By BILLY HEYEN
Former Churchville-Chili and MCC star Tim Redding pitched twice in the major leagues on May 19. On both occasions, in 2004 and 2008, Redding won.
Those wins accounted for two of Redding’s 37 MLB wins across eight seasons at the highest level of professional baseball. On the anniversary of those two wins, it’s worth taking a look back at Redding’s MLB longevity and what went well, especially in his May 19th starts.
Redding was drafted in the 20th round of the 1997 MLB Draft out of MCC by the Houston Astros, and that’s who he pitched for in his first four big league seasons. On May 19, 2004, Redding took the mound on the road against the defending World Series champion Florida Marlins. Carl Pavano opposed him.
At Pro Player Stadium that day, Redding lasted 6.2 innings, allowing two runs (both unearned) on three hits and two walks while striking out a batter. The two runs came in the fifth inning. Miguel Cabrera reached on an error to open the inning, and then after two outs, Hee-Seop Choi hit a two-run inside-the-park home run.
Redding also went to the plate three times that day, recording his first sacrifice bunt of the season in the process. Houston won 10-2, providing Redding ample run support in the form of a home run and a double from Lance Berkman. Florida’s likely future Hall of Famer, Cabrera, didn’t record a hit in three at bats against Redding.
“There are certain teams you throw well against, and this is one of them for me,” Redding said after that win, according to the Associated Press. “I would rather do it against teams from our division, teams that we face more than just a few times a year. But I’ll take it against whoever I can. It’s just something that has worked out for me.”
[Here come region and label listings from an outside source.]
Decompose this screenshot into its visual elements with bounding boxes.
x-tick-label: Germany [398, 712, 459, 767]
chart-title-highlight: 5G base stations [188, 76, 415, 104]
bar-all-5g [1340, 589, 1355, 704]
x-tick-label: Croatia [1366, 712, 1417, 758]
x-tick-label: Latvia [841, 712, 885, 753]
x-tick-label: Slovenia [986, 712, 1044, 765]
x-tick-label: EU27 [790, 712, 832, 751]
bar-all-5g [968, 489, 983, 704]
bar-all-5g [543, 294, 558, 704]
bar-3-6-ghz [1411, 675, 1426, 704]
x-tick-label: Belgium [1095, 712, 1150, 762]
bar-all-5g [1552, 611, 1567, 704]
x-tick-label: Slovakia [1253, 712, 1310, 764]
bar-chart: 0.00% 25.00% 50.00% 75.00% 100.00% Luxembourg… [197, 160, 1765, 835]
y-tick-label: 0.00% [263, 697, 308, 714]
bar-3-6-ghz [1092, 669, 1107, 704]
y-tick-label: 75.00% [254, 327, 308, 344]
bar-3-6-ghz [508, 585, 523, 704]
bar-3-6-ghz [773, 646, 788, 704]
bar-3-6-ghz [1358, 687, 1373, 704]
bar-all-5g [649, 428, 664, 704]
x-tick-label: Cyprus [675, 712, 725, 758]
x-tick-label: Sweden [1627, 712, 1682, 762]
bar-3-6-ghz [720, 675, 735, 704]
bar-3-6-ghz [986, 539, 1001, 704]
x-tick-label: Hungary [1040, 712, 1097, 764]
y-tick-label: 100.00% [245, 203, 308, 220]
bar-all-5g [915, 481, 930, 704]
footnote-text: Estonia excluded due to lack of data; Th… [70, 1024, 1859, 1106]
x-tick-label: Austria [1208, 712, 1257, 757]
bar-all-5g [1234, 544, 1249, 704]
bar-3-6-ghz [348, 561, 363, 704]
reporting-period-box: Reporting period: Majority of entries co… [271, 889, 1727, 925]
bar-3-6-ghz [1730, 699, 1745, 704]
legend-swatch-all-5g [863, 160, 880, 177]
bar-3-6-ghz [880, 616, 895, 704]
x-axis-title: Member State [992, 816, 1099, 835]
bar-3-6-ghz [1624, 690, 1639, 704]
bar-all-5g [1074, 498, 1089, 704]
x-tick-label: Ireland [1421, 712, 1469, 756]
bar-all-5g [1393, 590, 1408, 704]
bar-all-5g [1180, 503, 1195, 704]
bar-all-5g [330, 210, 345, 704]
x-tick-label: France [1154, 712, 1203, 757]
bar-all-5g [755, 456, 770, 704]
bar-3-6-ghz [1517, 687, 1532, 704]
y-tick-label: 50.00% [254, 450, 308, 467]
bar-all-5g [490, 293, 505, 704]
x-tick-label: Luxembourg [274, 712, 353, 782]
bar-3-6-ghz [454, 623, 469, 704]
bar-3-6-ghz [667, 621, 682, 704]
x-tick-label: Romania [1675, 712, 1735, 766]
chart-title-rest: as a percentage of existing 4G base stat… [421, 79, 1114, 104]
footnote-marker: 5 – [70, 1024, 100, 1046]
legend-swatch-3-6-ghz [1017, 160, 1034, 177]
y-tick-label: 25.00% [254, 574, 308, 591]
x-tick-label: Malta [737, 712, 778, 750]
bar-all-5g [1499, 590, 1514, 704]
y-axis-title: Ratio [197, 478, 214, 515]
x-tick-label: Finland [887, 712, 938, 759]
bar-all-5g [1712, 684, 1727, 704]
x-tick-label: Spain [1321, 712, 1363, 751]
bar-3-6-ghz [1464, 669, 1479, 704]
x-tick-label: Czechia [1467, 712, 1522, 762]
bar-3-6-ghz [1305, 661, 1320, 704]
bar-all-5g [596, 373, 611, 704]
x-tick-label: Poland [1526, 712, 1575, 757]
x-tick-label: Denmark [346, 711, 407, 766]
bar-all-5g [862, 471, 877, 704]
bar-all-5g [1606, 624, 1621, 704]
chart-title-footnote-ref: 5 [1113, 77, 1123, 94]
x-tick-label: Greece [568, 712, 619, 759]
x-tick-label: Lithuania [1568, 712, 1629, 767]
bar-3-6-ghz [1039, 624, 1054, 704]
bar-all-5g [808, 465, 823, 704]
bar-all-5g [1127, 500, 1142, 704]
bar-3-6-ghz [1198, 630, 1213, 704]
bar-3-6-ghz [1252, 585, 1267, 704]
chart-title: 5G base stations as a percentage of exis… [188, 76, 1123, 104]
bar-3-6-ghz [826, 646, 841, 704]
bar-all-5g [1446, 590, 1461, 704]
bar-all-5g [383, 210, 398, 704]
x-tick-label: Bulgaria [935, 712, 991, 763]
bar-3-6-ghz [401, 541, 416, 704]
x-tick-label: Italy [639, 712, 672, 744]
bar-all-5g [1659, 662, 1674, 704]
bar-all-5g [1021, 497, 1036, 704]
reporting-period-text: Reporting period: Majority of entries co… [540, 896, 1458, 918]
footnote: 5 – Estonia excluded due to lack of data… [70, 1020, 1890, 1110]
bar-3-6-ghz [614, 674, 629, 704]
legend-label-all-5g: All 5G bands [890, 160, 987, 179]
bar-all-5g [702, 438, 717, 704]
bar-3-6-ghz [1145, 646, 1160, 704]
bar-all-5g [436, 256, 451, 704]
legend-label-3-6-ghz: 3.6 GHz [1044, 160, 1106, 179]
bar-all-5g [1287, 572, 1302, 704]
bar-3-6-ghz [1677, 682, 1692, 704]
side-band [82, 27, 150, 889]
Four years later, Redding was in his second of two seasons with the Washington Nationals. Redding’s best ERA at the big-league level came the year earlier, with a 3.64 ERA in 2007. On May 19, 2008, the Nationals hosted the Philadelphia Phillies, who went on to win the World Series that October. Redding had already beaten them in his first start of the season with seven one-hit innings.
Redding threw 6.1 shutout innings on May 19, 2008, allowing seven hits, walking two and striking out two batters. He also worked a walk and laid down a sacrifice at the plate. The Nationals’ bullpen kept the shutout going in a 4-0 win that moved Redding’s win-loss record to 6-3 on the season.
Against the Phillies, Redding’s two strikeouts came against the 2006 NL MVP (Ryan Howard) and the 2007 NL MVP (Jimmy Rollins).
“By no means do I think it was a quality effort as far as making good pitches, but the results were there,” Redding said after the win over the Phillies, according to the AP. “I feel comfortable in my own skin, which is something I haven’t been in a while. I know what I’m capable of doing. I know when I’m not feeling good, I can go out there and have games like this.”
Redding concluded his big-league career in 2009 with the New York Mets. He also played for the San Diego Padres and New York Yankees earlier in his career.
Redding is a member of the Section V Baseball Hall of Fame. He also holds the record for most shutouts in a season (five) at MCC. Most recently in professional baseball, Redding was the pitching coach for the Class A Hagerstown Suns in 2018.